Commentario

General Motors: la "crisi" copre il conflitto di classe


Da quando la multinazionale General Motors ha annunciato le sue perdite, il bollettino della crisi ha seguito il rituale consueto e consolidato, un rituale che ha uno sbocco altrettanto prevedibile e obbligato, cioè il licenziamento di decine di migliaia di operai. Nel frattempo l'informazione ufficiale ci sta spiegando che i guai della multinazionale di Detroit sono conseguenza della spietata concorrenza delle emergenti potenze economiche dell'Asia.

Nel rituale, con tutta probabilità, rientreranno anche i commenti della sinistra di opposizione, che ci parlerà del capitalismo sensibile solo alle leggi del profitto e del mercato, e perciò indifferente ai problemi umani. In realtà il capitalismo è una relazione umana - una relazione di potere fra esseri umani - e va analizzato proprio come tale.

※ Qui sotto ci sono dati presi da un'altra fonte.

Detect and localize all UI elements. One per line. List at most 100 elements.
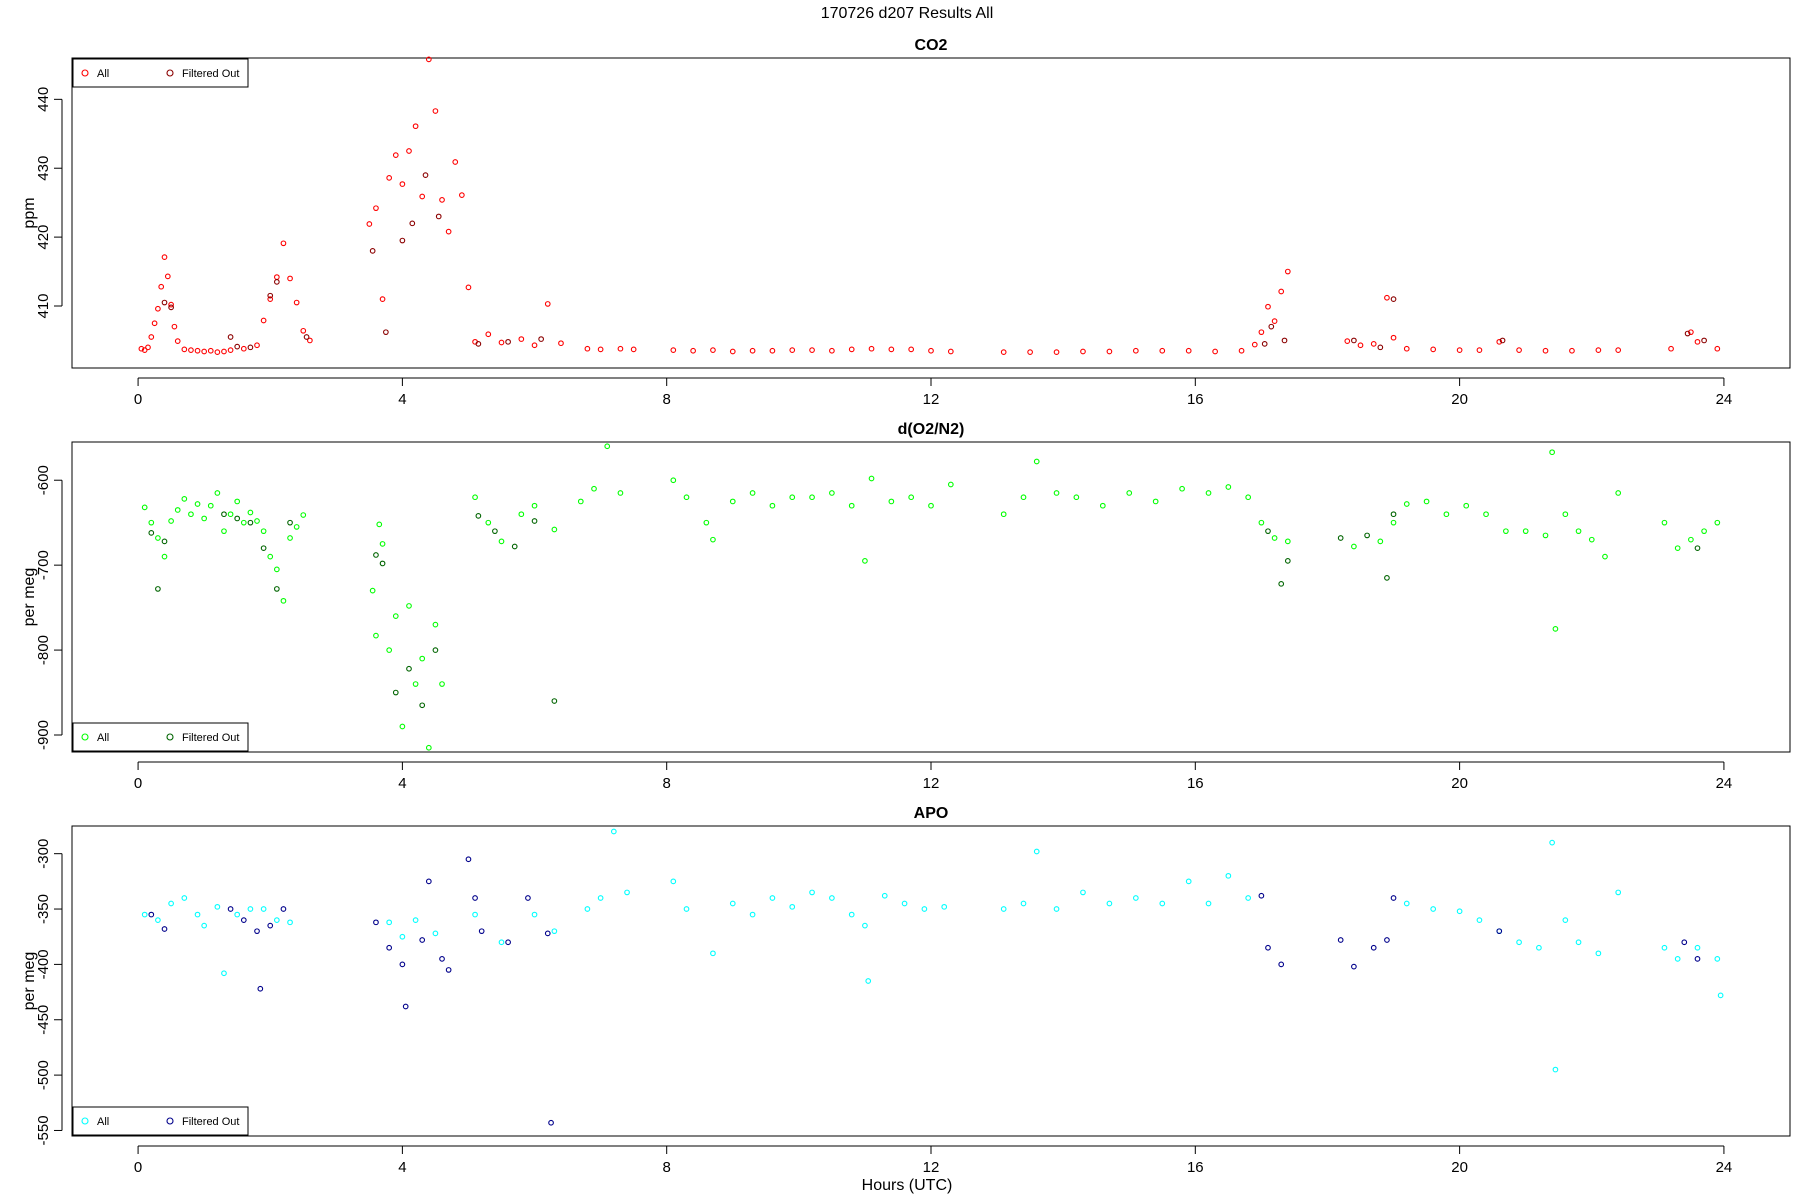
o2n2-data-point	[1377, 538, 1384, 545]
apo-data-point	[1694, 956, 1701, 962]
o2n2-data-point	[293, 524, 300, 530]
o2n2-data-point	[1588, 536, 1595, 543]
o2n2-data-point	[1503, 528, 1509, 535]
o2n2-data-point	[287, 519, 293, 526]
co2-y-tick-label: 420	[35, 225, 52, 250]
apo-data-point	[683, 906, 690, 912]
co2-data-point	[155, 305, 161, 312]
o2n2-legend-marker	[166, 733, 174, 741]
co2-data-point	[1278, 288, 1285, 295]
o2n2-data-point	[1522, 528, 1529, 535]
apo-data-point	[1159, 900, 1166, 907]
o2n2-data-point	[392, 689, 399, 696]
apo-data-point	[769, 895, 776, 901]
o2n2-y-tick-label: -900	[35, 720, 52, 750]
co2-data-point	[399, 237, 406, 244]
o2n2-data-point	[710, 536, 716, 543]
o2n2-title: d(O2/N2)	[898, 421, 965, 438]
co2-data-point	[1595, 347, 1602, 353]
co2-data-point	[947, 348, 954, 355]
apo-data-point	[1265, 944, 1271, 951]
co2-data-point	[1496, 338, 1503, 345]
o2n2-data-point	[1364, 532, 1370, 539]
o2n2-data-point	[1384, 575, 1390, 581]
o2n2-data-point	[194, 501, 201, 507]
apo-x-tick-label: 0	[134, 1159, 142, 1176]
apo-data-point	[425, 878, 432, 885]
apo-data-point	[531, 911, 538, 918]
co2-data-point	[558, 340, 564, 347]
apo-x-tick-label: 12	[923, 1159, 940, 1176]
co2-x-tick-label: 12	[923, 391, 940, 408]
apo-data-point	[1390, 895, 1397, 901]
co2-data-point	[1265, 303, 1271, 310]
apo-data-point	[221, 970, 227, 977]
co2-x-tick-label: 24	[1716, 391, 1733, 408]
apo-data-point	[1000, 906, 1007, 912]
co2-data-point	[928, 347, 934, 354]
co2-data-point	[1080, 348, 1086, 355]
co2-data-point	[538, 336, 544, 342]
o2n2-data-point	[1284, 558, 1291, 564]
o2n2-data-point	[1602, 553, 1608, 560]
co2-data-point	[1258, 329, 1265, 336]
apo-data-point	[1681, 939, 1688, 946]
o2n2-data-point	[432, 621, 439, 628]
o2n2-data-point	[369, 587, 376, 594]
o2n2-data-point	[247, 519, 254, 526]
co2-data-point	[435, 213, 442, 220]
o2n2-data-point	[287, 535, 293, 541]
o2n2-data-point	[1258, 519, 1265, 526]
co2-data-point	[597, 346, 604, 353]
co2-data-point	[439, 197, 445, 203]
o2n2-data-point	[1463, 502, 1470, 509]
apo-data-point	[439, 956, 445, 962]
o2n2-x-tick-label: 24	[1716, 775, 1733, 792]
o2n2-data-point	[1390, 511, 1397, 518]
apo-data-point	[1370, 944, 1377, 951]
o2n2-data-point	[492, 528, 498, 535]
co2-data-point	[181, 346, 188, 353]
apo-data-point	[399, 933, 406, 940]
co2-data-point	[194, 347, 201, 354]
o2n2-data-point	[412, 681, 419, 687]
o2n2-data-point	[809, 494, 815, 501]
co2-data-point	[188, 347, 194, 353]
o2n2-data-point	[1271, 535, 1278, 541]
co2-data-point	[544, 301, 551, 307]
o2n2-data-point	[947, 481, 954, 488]
co2-data-point	[383, 329, 389, 336]
o2n2-data-point	[1615, 490, 1622, 496]
o2n2-data-point	[273, 586, 280, 592]
co2-data-point	[158, 283, 165, 290]
apo-data-point	[214, 903, 221, 910]
co2-data-point	[518, 336, 525, 342]
co2-data-point	[1132, 347, 1139, 354]
apo-data-point	[1694, 944, 1701, 951]
co2-data-point	[1684, 330, 1691, 337]
co2-data-point	[452, 159, 459, 165]
apo-data-point	[402, 1003, 409, 1010]
apo-data-point	[749, 911, 756, 918]
co2-data-point	[379, 296, 386, 302]
co2-data-point	[373, 205, 379, 212]
apo-data-point	[1053, 906, 1060, 912]
apo-data-point	[1717, 992, 1724, 999]
co2-data-point	[1251, 341, 1258, 348]
apo-data-point	[399, 961, 406, 968]
co2-legend-label: Filtered Out	[182, 68, 239, 80]
co2-data-point	[293, 299, 300, 306]
co2-x-tick-label: 20	[1451, 391, 1468, 408]
o2n2-data-point	[1423, 498, 1430, 505]
co2-data-point	[617, 345, 624, 352]
o2n2-data-point	[472, 494, 478, 501]
apo-data-point	[386, 919, 393, 926]
apo-data-point	[1674, 956, 1681, 962]
apo-ylabel: per meg	[21, 952, 38, 1011]
co2-plot-frame	[71, 57, 1791, 369]
o2n2-data-point	[518, 511, 525, 518]
co2-data-point	[161, 254, 168, 260]
figure-title: 170726 d207 Results All	[821, 5, 994, 22]
co2-title: CO2	[915, 37, 948, 54]
apo-data-point	[1185, 878, 1192, 885]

Alla fine degli anni '70 ed inizio anni '80, i tagli ed i licenziamenti furono spiegati con la concorrenza del colosso economico giapponese. Oggi il nuovo "pericolo giallo" è rappresentato dalla Cina e dai suoi mostruosi tassi di sviluppo. Sia il richiamo alla potenza economica cinese che a quella giapponese, costituiscono però l'elemento di un tipico sofisma della propaganda: si prendono dei fatti reali ed incontestabili, ma si stabilisce tra loro una relazione del tutto fittizia.

L'emergente potenza economica cinese è un dato di fatto, ma è tutto da dimostrare che la concorrenza asiatica possa spiegare la presunta crisi della GM e l'altrettanto presunta inevitabilità dei licenziamenti. La mitologia del mercato serve a coprire una realtà economica in cui il potere delle oligarchie è assicurato da una rete di protezionismi doganali. Ad esempio: la schiacciante superiorità agricola degli Stati Uniti, in un settore strategico come quello del grano, è certamente motivata da oggettivi fattori geografici, ma è anche perpetuata da dazi e sanzioni che colpiscono i potenziali concorrenti. Le multinazionali del grano non si cimentano mai col mercato: vengono protette sia contro i potenziali concorrenti, sia contro le rivendicazioni dei produttori agricoli americani, remunerati sempre al minimo.

Il problema è che l'ideologia della crisi e del mercato serve a coprire la realtà del conflitto di classe. Per il capitalismo, le concentrazioni operaie stabili costituiscono da sempre una spina nel fianco. L'organizzazione del lavoro tende a divenire un'opposizione organizzata, che mette in questione il potere assoluto delle oligarchie. Il garantismo sindacale diviene infatti l'aggancio per tutta un'altra serie di garanzie sociali e giuridiche.

Proprio per il fatto che costituiscono un contrappeso sociale al potere delle oligarchie, le concentrazioni operaie devono essere ciclicamente destabilizzate, anche se i capitalisti coprono il loro movente di classe con lo spauracchio del nemico esterno.

Anche la credibilità dei bilanci aziendali è tutta da dimostrare. La Enron e la Parmalat erano in perdita, ma, proprio per questo, non segnalavano nessuna perdita. Al contrario, la GM, denunciando le proprie presunte perdite, è entrata in una sorta di stato di grazia. Al momentaneo calo del titolo in borsa, corrisponde un immediato rialzo alla notizia dei prossimi licenziamenti e degli sgravi fiscali con cui il governo li finanzierà.

Quest'ultimo aspetto va tenuto in debito conto: i licenziamenti di massa non sono mai un'operazione a costo zero, dato che scompaginano la produzione, e perciò vanno incentivati dal governo. Anche i licenziamenti di massa operati a Mirafiori all'inizio degli anni '80 furono sovvenzionati dal governo di unità nazionale, che aveva versato oltre sessantamila miliardi nelle casse della FIAT, in base alla legge per la riconversione industriale.